Part 1: Learning about your data
Step 1: load the data
library(tidyverse)
data("diamonds")
Step 2 Learn about your data
str(diamonds)
## tibble [53,940 x 10] (S3: tbl_df/tbl/data.frame)
## $ carat : num [1:53940] 0.23 0.21 0.23 0.29 0.31 0.24 0.24 0.26 0.22 0.23 ...
## $ cut : Ord.factor w/ 5 levels "Fair"<"Good"<..: 5 4 2 4 2 3 3 3 1 3 ...
## $ color : Ord.factor w/ 7 levels "D"<"E"<"F"<"G"<..: 2 2 2 6 7 7 6 5 2 5 ...
## $ clarity: Ord.factor w/ 8 levels "I1"<"SI2"<"SI1"<..: 2 3 5 4 2 6 7 3 4 5 ...
## $ depth : num [1:53940] 61.5 59.8 56.9 62.4 63.3 62.8 62.3 61.9 65.1 59.4 ...
## $ table : num [1:53940] 55 61 65 58 58 57 57 55 61 61 ...
## $ price : int [1:53940] 326 326 327 334 335 336 336 337 337 338 ...
## $ x : num [1:53940] 3.95 3.89 4.05 4.2 4.34 3.94 3.95 4.07 3.87 4 ...
## $ y : num [1:53940] 3.98 3.84 4.07 4.23 4.35 3.96 3.98 4.11 3.78 4.05 ...
## $ z : num [1:53940] 2.43 2.31 2.31 2.63 2.75 2.48 2.47 2.53 2.49 2.39 ...
Part 2: Basic scatterplot
ggplot(data= diamonds, aes(x=carat, y=price))+
geom_point()

Questions
Price vs depth
ggplot(data= diamonds, aes(x= depth, y= price))+
geom_point()

Cut vs Clarity
ggplot(data= diamonds, aes(x= clarity, y= cut))+
geom_point()

Part 3: Aesthetic Mapping
a) Color
ggplot(data=diamonds, aes(x=carat, y=price, color=clarity))+
geom_point()

Unique colors (hue for nominal data)
ggplot(data=diamonds, aes(x=carat, y=price, color=as.character(clarity)))+
geom_point()

Saturation gradient for numeric data
ggplot(data=diamonds, aes(x=carat, y=price, color=depth))+
geom_point()

Same color everywhere.

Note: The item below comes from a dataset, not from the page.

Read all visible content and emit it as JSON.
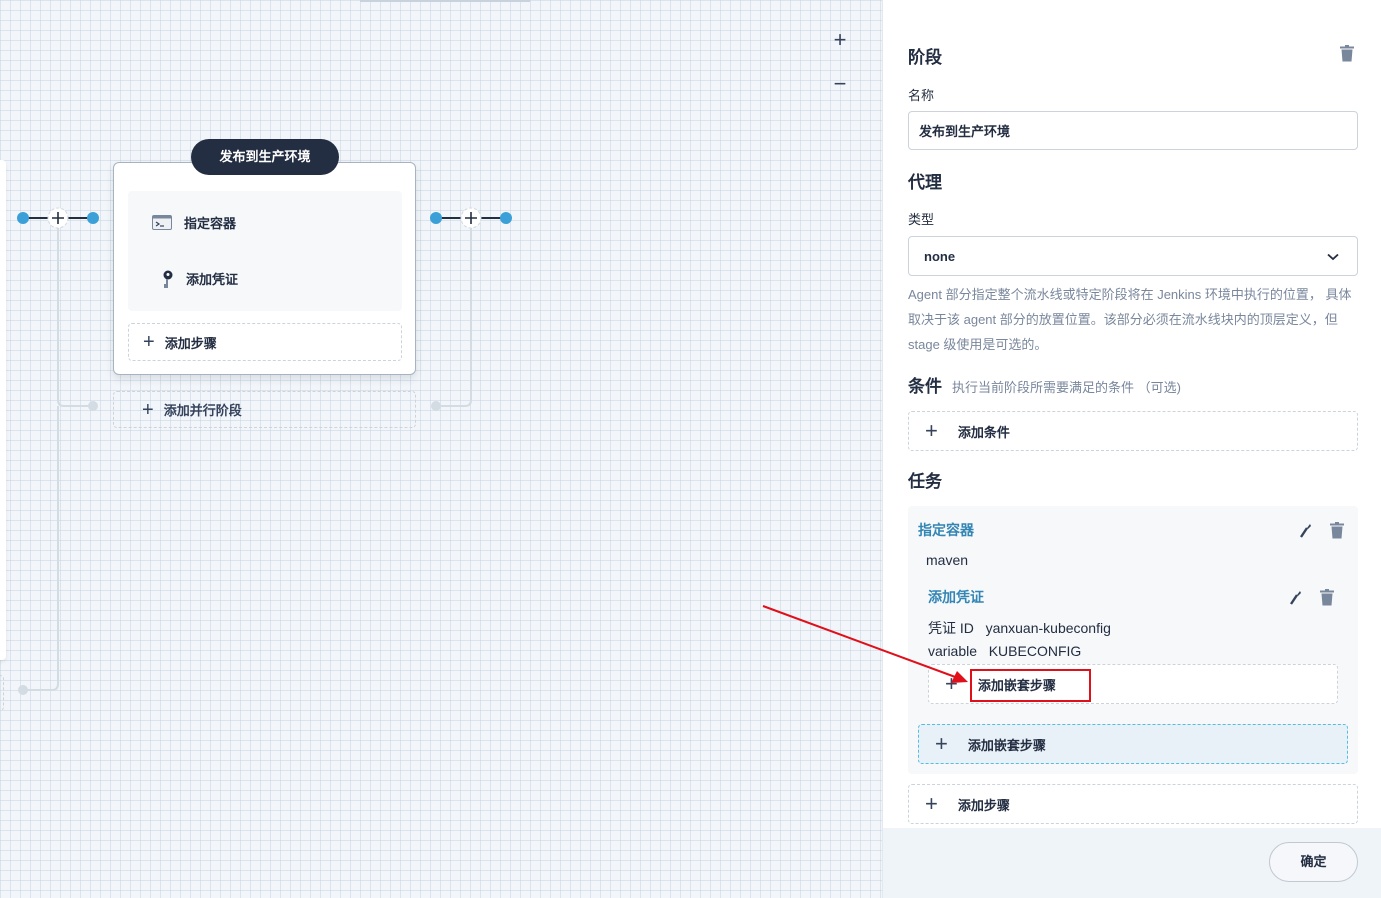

Anything that change as a function as a variable (column) would be in your setting mapping if not, they stay outside
ggplot(data=diamonds, aes(x=carat, y=price))+
geom_point(color="blue")

Transparency
ggplot(data=diamonds, aes(x=carat, y=price))+
geom_point(alpha=.2)

ggplot(data=diamonds, aes(x=carat, y=price, alpha=clarity))+
geom_point()

Shape
Shape is only appropiate for categorical variables when we have few levels
ggplot(data=diamonds, aes(x=carat, y=price, shape=clarity))+
geom_point()
## Warning: Using shapes for an ordinal variable is not advised
## Warning: The shape palette can deal with a maximum of 6 discrete values because
## more than 6 becomes difficult to discriminate; you have 8. Consider
## specifying shapes manually if you must have them.
## Warning: Removed 5445 rows containing missing values (geom_point).

Size
ggplot(data=diamonds, aes(x=carat, y=price, size= clarity))+
geom_point()

Recreate the basketball shot plot
Data
shots_sum<-read.csv("https://raw.githubusercontent.com/kitadasmalley/DATA502/main/FALL2021/Data/shots_sum.csv",
header=TRUE)
head(shots_sum)
## x y num_shots num_made prop_made avg_points total_points
## 1 0 4 2 1 0.5 1.5 3
## 2 0 5 3 0 0.0 0.0 0
## 3 0 6 1 0 0.0 0.0 0
## 4 0 7 1 0 0.0 0.0 0
## 5 0 9 2 0 0.0 0.0 0
## 6 0 10 1 0 0.0 0.0 0
shots_sub <- shots_sum %>%
filter(num_shots<=3000)
ggplot(shots_sub, aes(x, y))+
geom_point(aes(color=avg_points, size=num_shots))+
scale_color_distiller("Points", palette = "RdYlGn")+
scale_size("Attempts", trans = "sqrt", range= c(0.1, 5))+
ylim(0, 35)+
coord_equal()+
theme_classic()+
theme(axis.ticks = element_blank(),
axis.text = element_blank(),
axis.line = element_blank(),
axis.title = element_blank())
## Warning: Removed 54 rows containing missing values (geom_point).